O caso aconteceu no último dia 4, no subúrbio do Rio. A vítima está hospitalizada (a bala rompeu a veia femoral), e sua família diz sofrer intimidação de PMs.
Essa é uma tragédia com múltiplas camadas de desgraça.
No âmbito municipal, é o retrato de uma cidade que estrebucha para não largar mão das relações sociais estacionadas no século 19, quando o Rio era a capital de um império escravocrata.
Passei seis meses no Rio em 2019, não sei se dá para dizer que morei, mas tampouco era turista. Vivia num apartamento e fazia coisas de residente, como pedir comida pelo iFood.
Na primeira vez em que chamei uma pizza, fiquei surpreso quando o entregador tocou a campainha sem sequer um aviso pelo interfone. Narrei a minha surpresa para amigos cariocas, que se surpreenderam com o fato de eu estar surpreso.
Em São Paulo, pelo menos nos bairros em que eu morei, essa coisa de entregador subir teve vida curtíssima.
Logo depois de inventarem o disque-pizza –nenhuma outra comida era entregue, e o termo “delivery” foi adotado décadas mais tarde–, os condomínios passaram a exigir que os moradores fossem buscar o pedido no portão da rua.
O cuidado, evidentemente, não tinha nada a ver com o bem-estar do trabalhador da entrega.
Era apenas uma medida para evitar que possíveis criminosos invadissem o prédio. Taí uma preocupação que os cariocas não têm.
Você pode morrer de bala perdida dormindo na sua cama, mas parece haver um acordo silencioso com a bandidagem. A segurança nos prédios da zona sul é precária, desleixada, ainda assim não há assaltos às residências.
A comida sempre subiu de elevador no Rio, até que a iFood mandou todo mundo finalizar os pedidos na calçada. Deu em ataques de pelanca dos privilegiados que perderam um privilégio mesquinho.

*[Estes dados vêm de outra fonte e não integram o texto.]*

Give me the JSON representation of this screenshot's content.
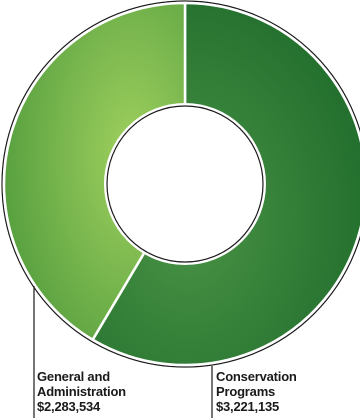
{
  "chart_data": {
    "type": "pie",
    "donut": true,
    "categories": [
      "Conservation Programs",
      "General and Administration"
    ],
    "slices": [
      {
        "name_lines": [
          "Conservation",
          "Programs"
        ],
        "value": 3221135,
        "value_label": "$3,221,135",
        "color_start": "#1e6a2a",
        "color_end": "#4a9446"
      },
      {
        "name_lines": [
          "General and",
          "Administration"
        ],
        "value": 2283534,
        "value_label": "$2,283,534",
        "color_start": "#4f9a3c",
        "color_end": "#9fd05e"
      }
    ],
    "legend": "none",
    "grid": false,
    "outline_color": "#1a1a1a"
  }
}
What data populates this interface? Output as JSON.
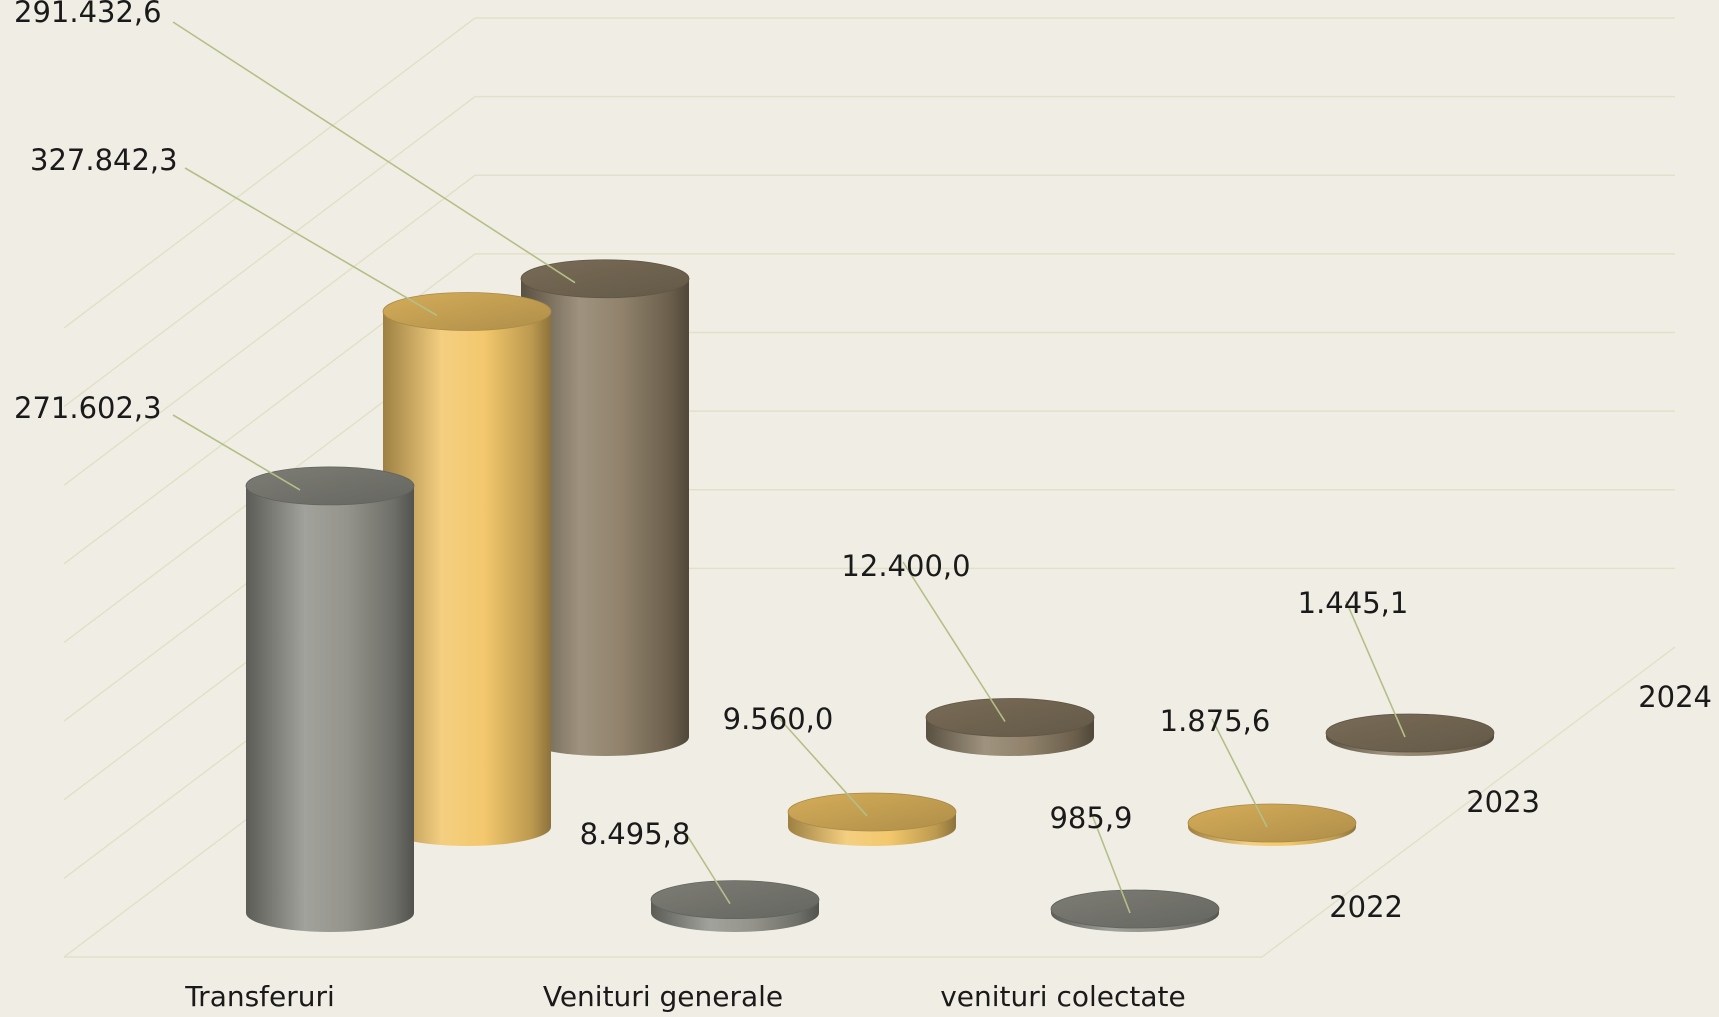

Na Barra da Tijuca, o youtuber Rica Perrone subiu nas tamancas porque, na sua avaliação, trabalha com algo mais importante do que transportar alimentos e não poderia descer em hipótese alguma.
Vá lá, não é só no Rio. Estamos no país do “sabe com quem está falando?”.
Em Brasília, um engenheiro deu carteirada, disse ser juiz e, com o dedo em riste, ameaçou “foder com” a vida do motoqueiro que pedia um código para fechar o pedido.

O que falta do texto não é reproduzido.